Whilst sympathy was extended to the dead men’s families, North and South, the Bishop of Clogher, the Most Rev. Dr. Eugene O’Callaghan advised the faithful that it was a mortal sin to “take part in any of the occurrences that had taken place recently.”

The IRA suffered many casualties and deaths during the campaign with the greatest loss of life at Edentubber, when five Volunteers were killed in a premature explosion. It was the biggest loss suffered by the IRA since the Civil War.

History tells us that ‘Operation Harvest’ would finally drift towards eventual termination, called for by the leadership. On 26th February 1962 the IRA, through the Irish Republican Publicity Bureau, and signed by J. McGarrity, sent out the following message:

“The leadership of the resistance Movement has ordered the termination of the Campaign of Resistance to British Occupation launched on December, 1956.  Instructions issued to Volunteers of the Active Service Units and of local Units in the occupied area have now been carried out.

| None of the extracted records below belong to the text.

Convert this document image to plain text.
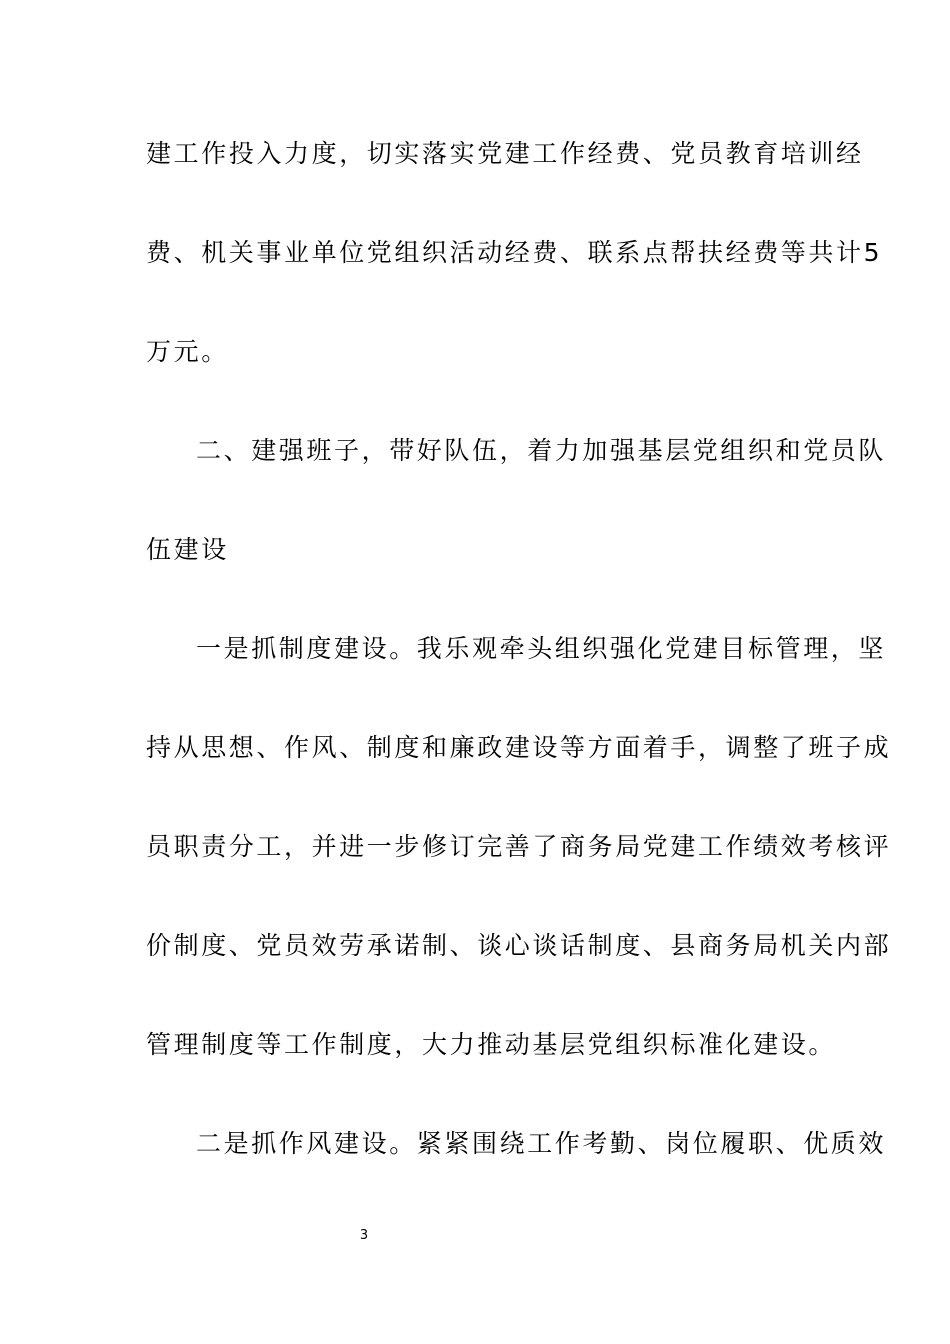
建工作投入力度，切实落实党建工作经费、党员教育培训经
费、机关事业单位党组织活动经费、联系点帮扶经费等共计5
万元。
二、建强班子，带好队伍，着力加强基层党组织和党员队
伍建设
一是抓制度建设。我乐观牵头组织强化党建目标管理，坚
持从思想、作风、制度和廉政建设等方面着手，调整了班子成
员职责分工，并进一步修订完善了商务局党建工作绩效考核评
价制度、党员效劳承诺制、谈心谈话制度、县商务局机关内部
管理制度等工作制度，大力推动基层党组织标准化建设。
二是抓作风建设。紧紧围绕工作考勤、岗位履职、优质效
3
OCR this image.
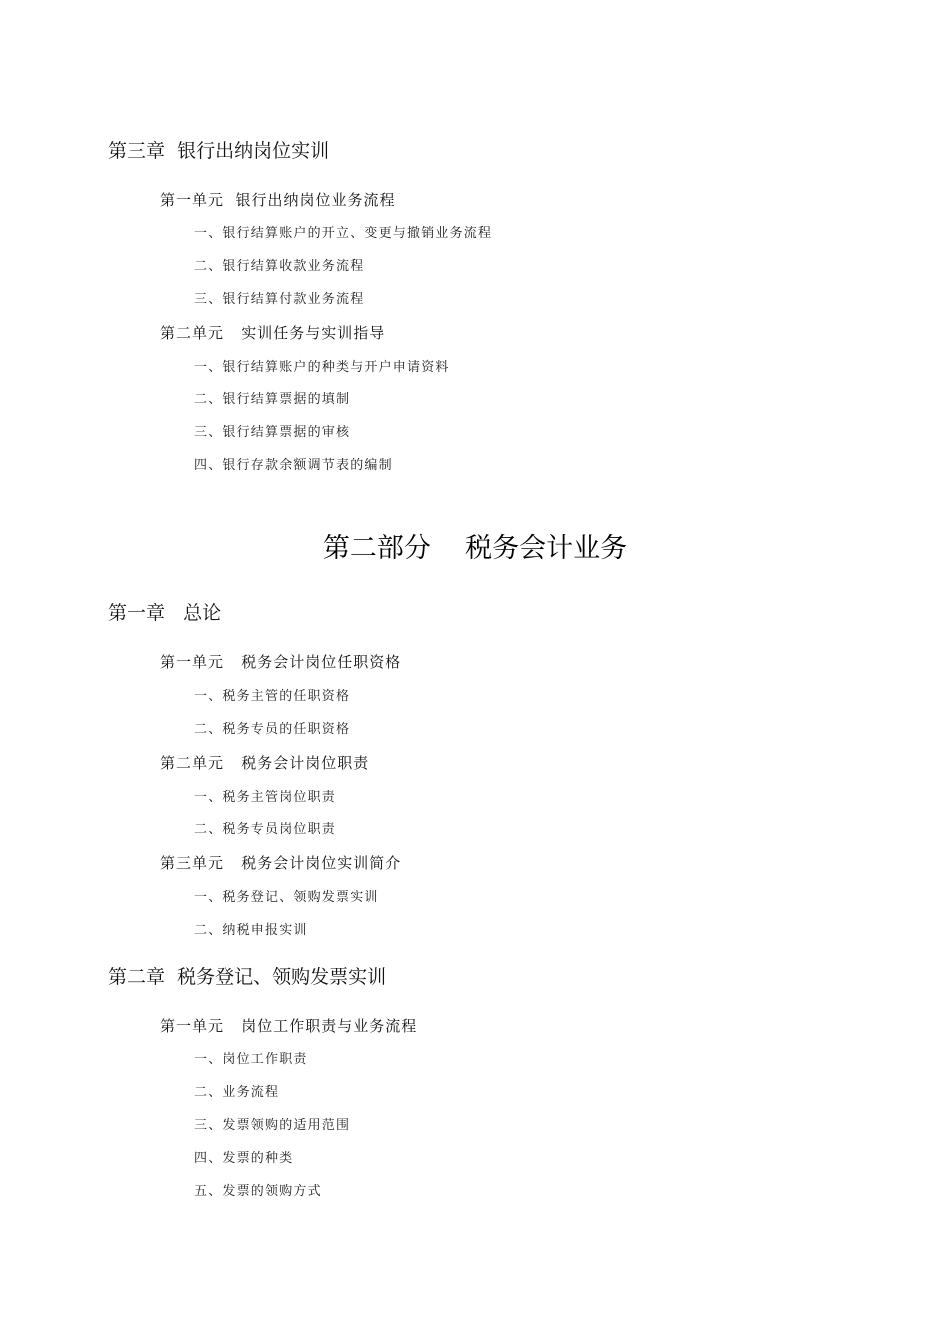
第三章  银行出纳岗位实训
第一单元  银行出纳岗位业务流程
一、银行结算账户的开立、变更与撤销业务流程
二、银行结算收款业务流程
三、银行结算付款业务流程
第二单元   实训任务与实训指导
一、银行结算账户的种类与开户申请资料
二、银行结算票据的填制
三、银行结算票据的审核
四、银行存款余额调节表的编制
第二部分    税务会计业务
第一章   总论
第一单元   税务会计岗位任职资格
一、税务主管的任职资格
二、税务专员的任职资格
第二单元   税务会计岗位职责
一、税务主管岗位职责
二、税务专员岗位职责
第三单元   税务会计岗位实训简介
一、税务登记、领购发票实训
二、纳税申报实训
第二章  税务登记、领购发票实训
第一单元   岗位工作职责与业务流程
一、岗位工作职责
二、业务流程
三、发票领购的适用范围
四、发票的种类
五、发票的领购方式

“All arms and materials have been dumped and all full-time active volunteers have been withdrawn. Foremost among the factors motivating this course of action has been the attitude of the general public whose minds have been deliberately distracted from the supreme issue facing the Irish people – the unity and freedom of Ireland.

“The Irish resistance movement renews its pledge of eternal hostility to the British Forces of Occupation in Ireland.  It calls on the Irish people for increased support and looks forward with confidence – in co-operation with the other  branches of the Republican Movement – to a period of consolidation, expansion and preparation for the final and victorious phase of the struggle for the full freedom of Ireland”.

It was an end that would lead to recriminations and another seemingly inevitable split of the kind that has dogged the Republic Movement since its inception.

 

I recommend this book.

 

‘Soldiers of Folly’

By Barry Flynn

Published by The Collins Press

Gerry O’Hare did time, both as an internee and a sentenced prisoner. He was held in Crumlin Road Jail in 197, and, later, in Mountjoy Jail and Portlaoise Jail. He became a journalist with the Irish Press Group,  rising to become its Deputy News Desk Editor.He is currently Managing Editor of Ireland’s largest travel newspaper, ‘Travel Extra.